Inverse Functions

You can use implicit differentiation to find the derivative of inverse functions.

An inverse function reverses the action of another function such that

\[ x = f^{-1}(f(x)) \]

So plugging the result of \( f(x) \) into \( f^{-1}(x) \) will return the original value of \( x \).

You can express this relationship in terms of \( x \) and \( y \) as

\[ f(x) = y \]

\[ g(y) = x \]

So \( f \) and \( g \) are functions that are the inverse of one another.

If you were to graph \( f(x) \) and \( g(y) \) on the same graph it would just be the same line because the \( f \) turns \( x \) values in \( y \) values and \( g \) function does the opposite. Instead we want to exchange the role of \( x \) and \( y \) for the purposes of visualisation by plugging the \( x \) value into the \( g \) function.

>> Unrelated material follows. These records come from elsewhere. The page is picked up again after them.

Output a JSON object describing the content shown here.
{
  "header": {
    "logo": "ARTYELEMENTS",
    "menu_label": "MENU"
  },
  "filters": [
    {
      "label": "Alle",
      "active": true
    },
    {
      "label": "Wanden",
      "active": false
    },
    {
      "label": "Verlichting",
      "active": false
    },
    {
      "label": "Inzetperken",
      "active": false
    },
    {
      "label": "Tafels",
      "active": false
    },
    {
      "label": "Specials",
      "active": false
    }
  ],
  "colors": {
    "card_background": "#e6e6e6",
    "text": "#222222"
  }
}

For example, if have the function \( f(x) = \sqrt{x} \) and the inverse function \( g(y) = y^2 \) then plugging in \( x \) to \( g \) is the same as the reflecting the curse of \( \sqrt{x} \) across the line \(y = x \). Indeed any inverse function obeys this reversal across this axis.

This exchange of \( x \) and \( y \) is like flipping a fraction where \( \frac{x}{y} \) becomes \( \frac{1}{\frac{x}{y}} \) which is \( \frac{y}{x} \). With simple straight lines like \( y = 2x \) it is plain to see that the inverse of this is \( x = \frac{y}{2} \) so the gradients of these two lines are \( 2 \) and \( \frac{1}{2} \) respectively which is just the reciprocal.

If we consider the definition of the derivative is

\[ \frac{dx}{dy} \]

Then it seems based on the mirroring of inverse graphs that the inverse derivative should be

[\ \frac{1}{\frac{dx}{dy}} \]

\[ \frac{dy}{dx} \]

Proof

We can prove this by using implicit differentiation and the chain rule as well as nesting the inverse function inside the original.

First define the functions.

\[ y = f(x) \]

\[ f^{-1}(y) = x \]

Next take the derivative in terms of \( x \) of \( f^{-1}(y) \)

\[ \frac{d}{dx}(f^{-1}(y)) \]

This is the same as

\[ \frac{d}{dx}(x) \]

Which is equal to \( 1 \) because \( x \) is just a position on the graph which is a constant and the derivative of a constant is always \( 1 \). So

\[ \frac{d}{dx}(f^{-1}(y)) = \frac{d}{dx}(x) = 1 \]

If we the take derivative now using the chain rule, we get the derivative of the outer function \( (f^{-1}(y)) \) as a derivative in terms of the inner function \( y \) or \( \frac{d}{dy} \) the derivative in terms of \( y \). Which is multiplied by derivative of \( y \) in terms of \( x \).

\[ \frac{d}{dy}(f^{-1}(y)) \cdot \frac{d}{dx}y = 1 \]

We can then divide by \( \frac{d}{dx}y \) to show that

\[ \frac{d}{dy}(f^{-1}(y)) = \frac{d}{dx}y = \frac{1}{\frac{d}{dx}y} \]

Which proves the original conjecture of this proof that derivative of the inverse function in terms of \( y \) is simply the derivative of the original function flipped.